The noble Lord Watson of Invergowrie was born as Mike Watson in Cambuslang in 1949 and educated at Dundee High School and Heriot Watt University. He entered the Westminster Parliament in 1989 after holding Glasgow Central for Labour in the second by-election in that constituency in nine years. When the Central seat was abolished in the boundary changes for the 1997 election, Mr Watson found himself without a constituency after first winning then losing the Govan nomination to Mohammad Sarwar. He was ennobled as Lord Watson of Invergowrie and returned to Scottish politics in 1999 as MSP for Glasgow Cathcart. He was possibly best known in the parliament as the sponsor of a controversial bill to ban hunting with dogs. When Jack McConnell became First Minister in November 2001, Lord Watson of Invergowrie was appointed to the new post of Minister for Tourism, Culture & Sport. Watson has come under severe criticism locally for initially standing up against the plans to close hospitals in Glasgow and then doing a U turn and backing the Executive when it was clear that his job was on the line.
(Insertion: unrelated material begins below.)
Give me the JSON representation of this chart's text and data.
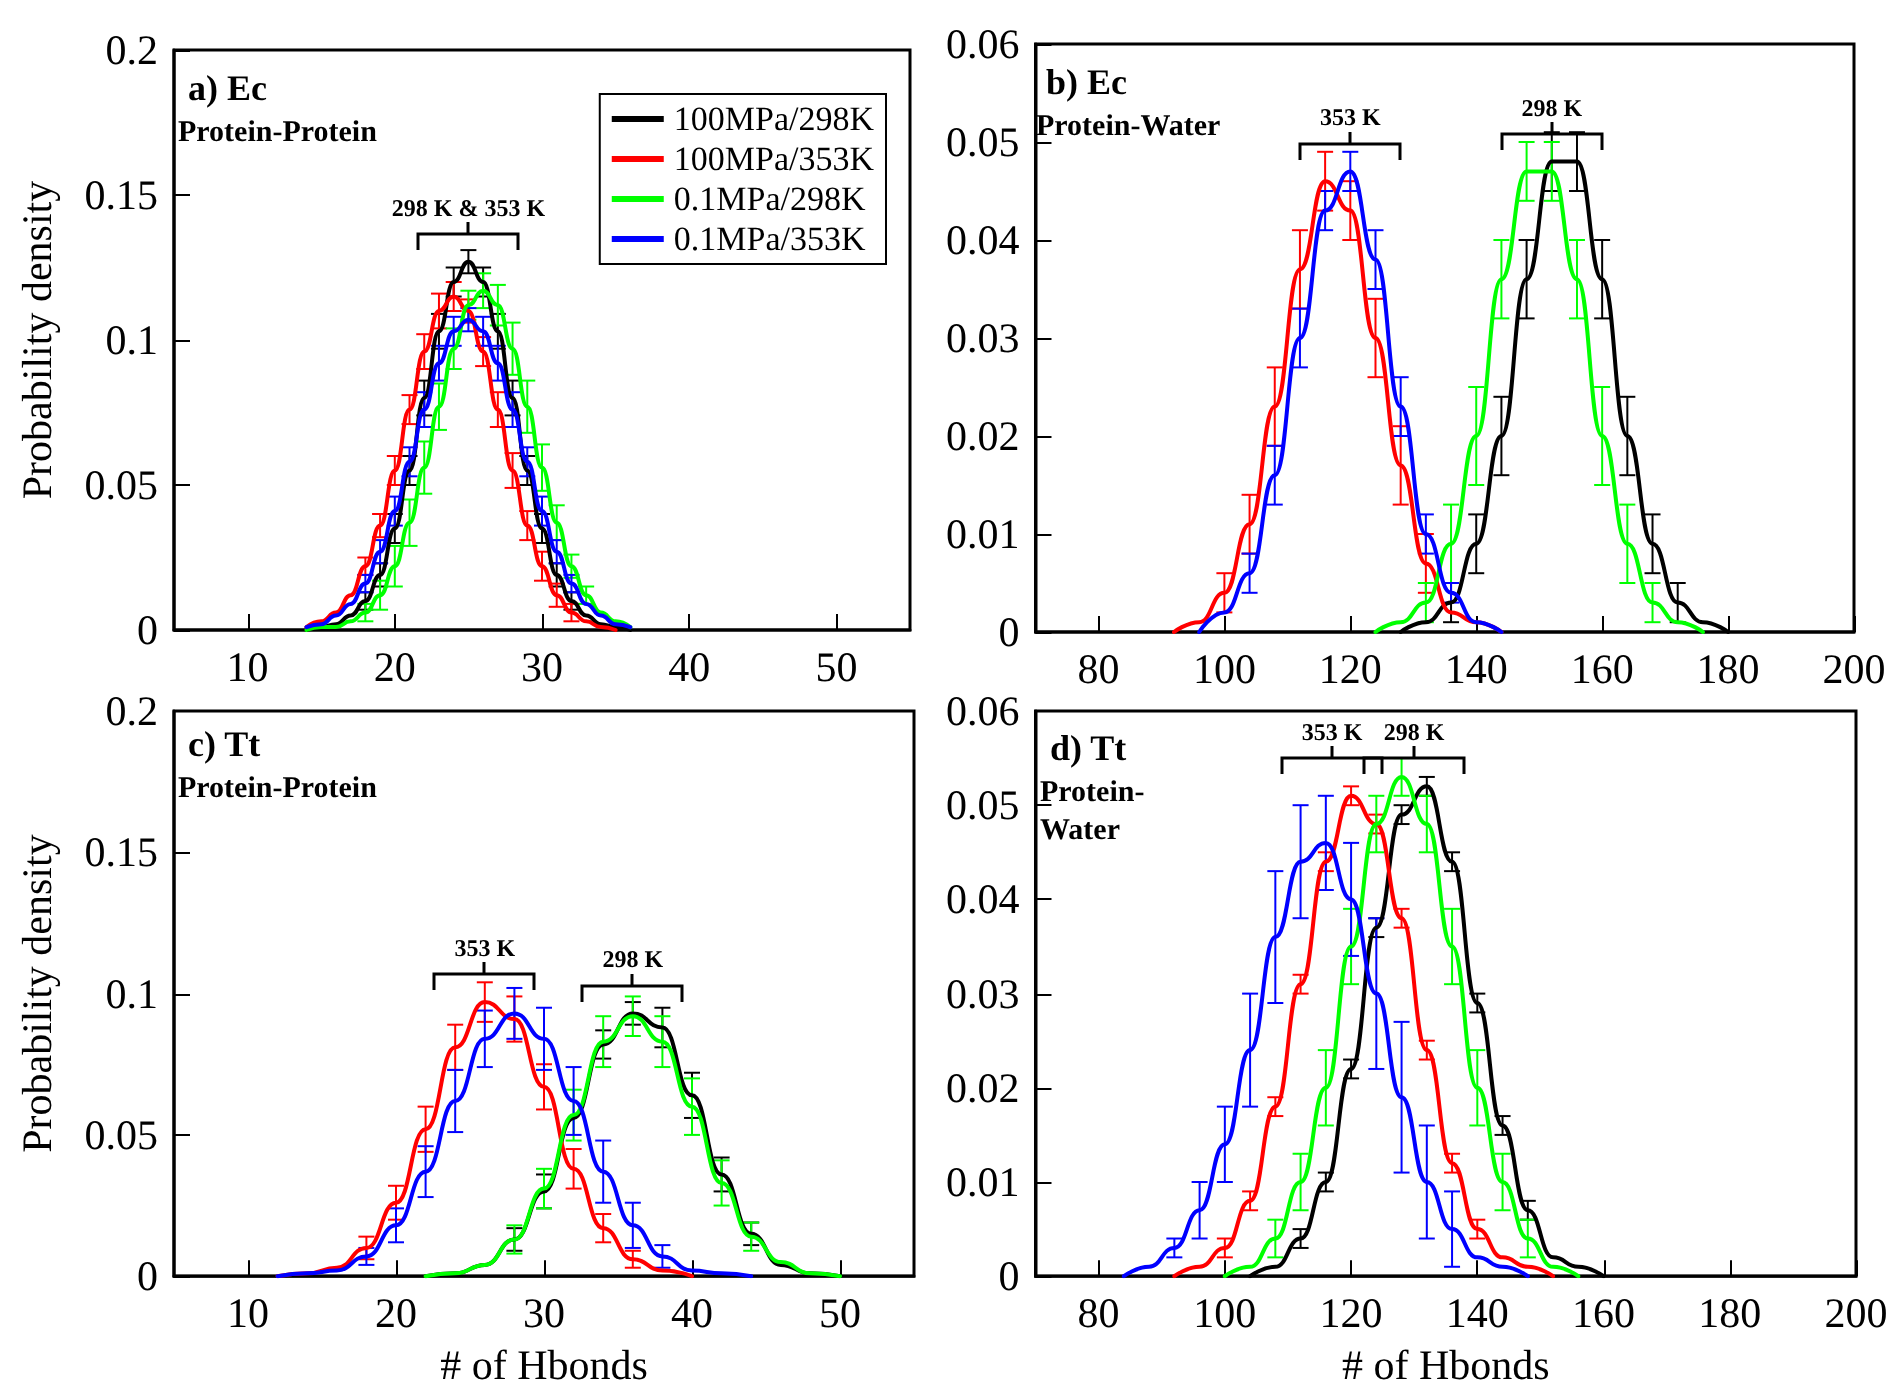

Lord Waton was far from the headlnes until November 2004 when security cameras filmed him setting fire to curtains in the Prestonfield Hotel in Edinburgh after being refused drink at the Scottish Politician of the Year Award. Watson was suspended from the Labour party but maintained he was innocent until September 2005 when he admitted his guilt and resigned as an MSP, but not from the House of Lords, where he intends to continue to sit. On 22 nd September 2005, Watson was sentenced to 16 months in prison and expelled from the Labour party.